BJE Changes Name ... to BJE
The Bureau of Jewish Education of Greater Los Angeles is undergoing a name change. Beginning in September, it will be known simply as BJE.

“The name of the agency is going to be BJE, like TRW and KFC,” said Gil Graff, BJE’s executive director. “The tagline is ‘Builders of Jewish Education.’”

The decision to update and contemporize the BJE brand came in June after a visibility committee concluded an 18-month review of the agency as part of a strategic plan launched in 2007.

“Identification as a ‘bureau’ no longer reflects who we are and incorrectly suggests that we are a department of a larger organization. At the same time, research indicated positive associations with the BJE name, warranting the preservation of that moniker,” BJE President Marc Rohatiner explains in the organization’s next newsletter.

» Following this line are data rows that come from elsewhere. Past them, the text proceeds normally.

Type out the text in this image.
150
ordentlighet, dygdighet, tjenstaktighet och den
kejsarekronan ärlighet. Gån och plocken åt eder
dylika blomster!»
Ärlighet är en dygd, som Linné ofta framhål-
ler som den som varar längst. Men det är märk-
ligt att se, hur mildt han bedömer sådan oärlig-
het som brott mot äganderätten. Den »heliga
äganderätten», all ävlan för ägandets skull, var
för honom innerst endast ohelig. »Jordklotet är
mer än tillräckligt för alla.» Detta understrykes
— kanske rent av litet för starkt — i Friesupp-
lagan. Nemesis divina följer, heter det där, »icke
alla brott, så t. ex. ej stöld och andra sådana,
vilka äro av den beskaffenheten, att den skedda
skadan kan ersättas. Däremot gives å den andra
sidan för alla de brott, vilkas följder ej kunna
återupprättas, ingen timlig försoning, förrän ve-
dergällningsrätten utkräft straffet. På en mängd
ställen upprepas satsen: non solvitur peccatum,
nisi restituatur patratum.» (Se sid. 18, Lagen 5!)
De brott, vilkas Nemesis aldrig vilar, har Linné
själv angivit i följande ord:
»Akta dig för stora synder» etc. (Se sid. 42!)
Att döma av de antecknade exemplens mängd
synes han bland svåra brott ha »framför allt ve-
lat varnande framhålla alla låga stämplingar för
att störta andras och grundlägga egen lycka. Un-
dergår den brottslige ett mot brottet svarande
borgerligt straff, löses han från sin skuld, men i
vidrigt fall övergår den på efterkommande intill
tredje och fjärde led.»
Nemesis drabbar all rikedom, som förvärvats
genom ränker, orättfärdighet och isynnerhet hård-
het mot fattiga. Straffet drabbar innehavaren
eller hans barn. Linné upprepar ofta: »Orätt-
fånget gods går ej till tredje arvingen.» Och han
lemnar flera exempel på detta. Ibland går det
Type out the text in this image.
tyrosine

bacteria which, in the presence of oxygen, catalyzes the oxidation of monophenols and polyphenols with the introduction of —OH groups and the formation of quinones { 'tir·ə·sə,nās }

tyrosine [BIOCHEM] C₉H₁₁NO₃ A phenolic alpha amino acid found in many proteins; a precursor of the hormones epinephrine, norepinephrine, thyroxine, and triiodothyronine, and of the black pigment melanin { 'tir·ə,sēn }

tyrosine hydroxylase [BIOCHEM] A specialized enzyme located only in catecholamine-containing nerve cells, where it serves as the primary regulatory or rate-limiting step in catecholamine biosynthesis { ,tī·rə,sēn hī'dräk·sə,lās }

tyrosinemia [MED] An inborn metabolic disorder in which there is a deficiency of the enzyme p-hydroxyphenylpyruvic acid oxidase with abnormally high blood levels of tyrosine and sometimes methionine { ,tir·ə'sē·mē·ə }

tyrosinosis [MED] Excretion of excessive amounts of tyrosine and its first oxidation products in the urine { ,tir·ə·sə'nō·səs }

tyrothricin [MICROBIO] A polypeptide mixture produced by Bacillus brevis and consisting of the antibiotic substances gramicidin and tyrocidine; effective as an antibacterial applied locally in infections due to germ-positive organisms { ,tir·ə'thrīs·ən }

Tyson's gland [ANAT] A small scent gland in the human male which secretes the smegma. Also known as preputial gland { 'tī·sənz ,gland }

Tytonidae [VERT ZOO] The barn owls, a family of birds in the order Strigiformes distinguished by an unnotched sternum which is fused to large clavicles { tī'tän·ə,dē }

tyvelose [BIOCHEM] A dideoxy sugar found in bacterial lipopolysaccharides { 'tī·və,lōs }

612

In addition to soliciting outside opinions, the agency hired two external consultants to work with the committee — Innovation Protocol assisted with the name change, while PRAD Communications helped design the new logo.

— Adam Wills, Senior Editor


College Students Learn Ways to Counter Anti-Israel Bias
Seven college students from Southern California attended the first session of the Legacy Heritage David Project Campus Fellows Seminar, held Aug. 2-6 in Boston, Mass., learning skills and techniques for confronting campus hostility.

This year’s seminar marks the largest outreach to the West Coast since the Boston-based David Project started in 2002 as a response to anti-Semitic and anti-Israel sentiments on campus. Among the Southland students attending the seminar were Channah Barkhordari, Matthew Lavi, Neelie Milstein, Jasmin Nikzad, Neuriel Shore, Mira Simon and Niloo Rivani.

Milstein, a UC Irvine student, said her campus can be a hostile environment.

“Every year we have Israel hate week,” Milstein said. “[The Muslim Student Union] puts it on and they bring an apartheid wall displaying images we see in the media; horrific pictures and a blood-stained Israeli flag.”

This year’s Campus Fellows Seminar was the largest to date, educating 110 campus leaders on ways to respond with pro-Israel messages. Students review key historical facts of the Arab-Israeli conflict, analyze case studies significant to individual campuses and engage in debates.

“What distinguishes this seminar from others is that we have invested in these students and they are really working hand in hand with campus coordinators,” said Ann Kolodner, David Project’s executive director.

“The seminar opened my eyes to see the different experiences everyone is dealing with on their campuses,” Milstein said.

Lavi, programming director for CSUN Students for Israel, said he came away from the conference with worthwhile advice.

The strongest message was “try to be on the offense without being on the offensive,” he said.